I think this book is kind of required reading, if you are the type who reads. Silko wrote the book in the 1970s when she was in her twenties, and it is visceral, something bigger than her demanded it be written (IMO :) ) It is her only major novel, as if this is what she was, precociously, born to say.
Silko is part Native American, but was excluded from the traditional ceremonies as a youth because she was not pure blood. Her main character Tayo also has mixed heritage, and is subject to similar prejudice. And he has been traumatised by WWII. The story of the book is of his healing. A traditional medicine man who sticks just to the old ways cannot help him. A medicine man who understands the spirit of the white man, who sees him as subject to a kind of witchery that means he sees the world as only objects, devoid of life, is able to help him. Help free him of that psychological colonising influence that is nowadays a major theme of healing amongst indigenous people worldwide.

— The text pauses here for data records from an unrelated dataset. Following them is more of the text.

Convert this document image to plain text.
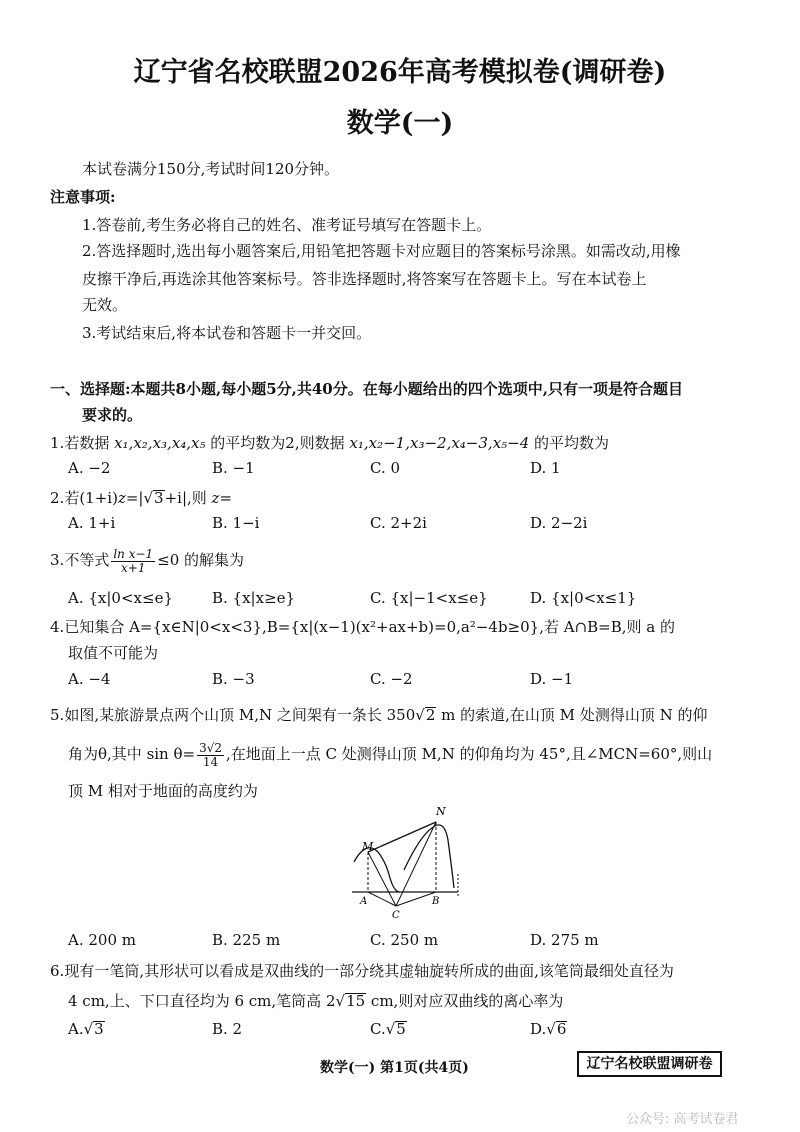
辽宁省名校联盟2026年高考模拟卷(调研卷)
数学(一)
本试卷满分150分,考试时间120分钟。
注意事项:
1.答卷前,考生务必将自己的姓名、准考证号填写在答题卡上。
2.答选择题时,选出每小题答案后,用铅笔把答题卡对应题目的答案标号涂黑。如需改动,用橡
皮擦干净后,再选涂其他答案标号。答非选择题时,将答案写在答题卡上。写在本试卷上
无效。
3.考试结束后,将本试卷和答题卡一并交回。
一、选择题:本题共8小题,每小题5分,共40分。在每小题给出的四个选项中,只有一项是符合题目
要求的。
1.若数据 x₁,x₂,x₃,x₄,x₅ 的平均数为2,则数据 x₁,x₂−1,x₃−2,x₄−3,x₅−4 的平均数为
A. −2	B. −1	C. 0	D. 1
2.若(1+i)z=|√3+i|,则 z=
A. 1+i	B. 1−i	C. 2+2i	D. 2−2i
3.不等式 $\frac{\text{ln x−1}}{x+1} \le 0$ 的解集为
A. {x|0<x≤e}	B. {x|x≥e}	C. {x|−1<x≤e}	D. {x|0<x≤1}
4.已知集合 A={x∈N|0<x<3},B={x|(x−1)(x²+ax+b)=0,a²−4b≥0},若 A∩B=B,则 a 的
取值不可能为
A. −4	B. −3	C. −2	D. −1
5.如图,某旅游景点两个山顶 M,N 之间架有一条长 350√2 m 的索道,在山顶 M 处测得山顶 N 的仰
角为θ,其中 $\sin \theta= \frac{3√2}{14}$ ,在地面上一点 C 处测得山顶 M,N 的仰角均为 45°,且∠MCN=60°,则山
顶 M 相对于地面的高度约为
M
N
A	B
C
A. 200 m	B. 225 m	C. 250 m	D. 275 m
6.现有一笔筒,其形状可以看成是双曲线的一部分绕其虚轴旋转所成的曲面,该笔筒最细处直径为
4 cm,上、下口直径均为 6 cm,笔筒高 2√15 cm,则对应双曲线的离心率为
A.√3	B. 2	C.√5	D.√6
数学(一) 第1页(共4页)	辽宁名校联盟调研卷
公众号: 高考试卷君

Tayo at one point performs some traditional ceremony himself: he can't remember the details, so he invents them, but his heart understands the ceremony and its intentions, and you feel the power of that. Ceremony can heal. And traditional ways need to continually adapt, or they will die.

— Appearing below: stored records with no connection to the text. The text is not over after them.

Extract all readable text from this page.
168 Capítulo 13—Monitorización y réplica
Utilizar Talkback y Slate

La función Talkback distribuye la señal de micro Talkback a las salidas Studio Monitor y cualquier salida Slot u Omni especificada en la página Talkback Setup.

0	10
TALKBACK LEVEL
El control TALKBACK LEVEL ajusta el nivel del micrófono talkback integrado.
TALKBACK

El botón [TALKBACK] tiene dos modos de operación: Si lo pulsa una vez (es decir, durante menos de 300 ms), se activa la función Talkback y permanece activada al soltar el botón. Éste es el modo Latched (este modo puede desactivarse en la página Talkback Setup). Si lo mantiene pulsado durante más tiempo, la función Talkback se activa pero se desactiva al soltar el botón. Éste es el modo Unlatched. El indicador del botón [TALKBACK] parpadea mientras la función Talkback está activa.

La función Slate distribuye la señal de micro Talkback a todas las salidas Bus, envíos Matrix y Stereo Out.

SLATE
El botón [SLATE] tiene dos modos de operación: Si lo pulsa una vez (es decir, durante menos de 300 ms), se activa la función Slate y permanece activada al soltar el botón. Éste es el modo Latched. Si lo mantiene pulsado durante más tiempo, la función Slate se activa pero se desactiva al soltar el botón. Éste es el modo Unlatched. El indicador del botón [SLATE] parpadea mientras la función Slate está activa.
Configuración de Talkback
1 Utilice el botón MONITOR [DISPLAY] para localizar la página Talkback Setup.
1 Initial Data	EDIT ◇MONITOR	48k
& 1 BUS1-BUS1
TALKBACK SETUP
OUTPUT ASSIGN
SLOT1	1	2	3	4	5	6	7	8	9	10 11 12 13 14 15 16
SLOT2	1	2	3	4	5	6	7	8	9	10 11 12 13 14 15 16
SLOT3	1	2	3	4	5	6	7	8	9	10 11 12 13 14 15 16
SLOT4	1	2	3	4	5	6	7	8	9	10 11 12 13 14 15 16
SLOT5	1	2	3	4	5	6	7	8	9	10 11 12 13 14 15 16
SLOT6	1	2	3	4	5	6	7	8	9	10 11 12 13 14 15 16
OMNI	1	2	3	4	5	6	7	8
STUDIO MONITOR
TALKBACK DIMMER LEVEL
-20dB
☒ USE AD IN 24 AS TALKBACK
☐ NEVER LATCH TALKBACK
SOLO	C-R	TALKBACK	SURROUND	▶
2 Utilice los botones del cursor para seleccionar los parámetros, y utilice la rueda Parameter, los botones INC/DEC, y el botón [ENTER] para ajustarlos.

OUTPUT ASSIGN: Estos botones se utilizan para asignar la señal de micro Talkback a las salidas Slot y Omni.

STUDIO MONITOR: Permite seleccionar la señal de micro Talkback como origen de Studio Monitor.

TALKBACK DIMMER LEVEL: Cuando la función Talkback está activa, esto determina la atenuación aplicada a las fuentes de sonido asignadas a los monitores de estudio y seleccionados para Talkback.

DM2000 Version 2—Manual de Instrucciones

This is a powerful message for those who cry 'cultural appropriation' and attempt to freeze and claim exclusive ownership of their past. And a powerful message for us in the modern world, where ceremony is something we need to create, from the heart, carte blanche. The old ways are our inspiration, but they are not ours and we are not in any way beholden to them: there is much creativity and power possible at these rare points of cultural fluidity. Tradition has depth, but often at the price of the spontaneity that the heart needs.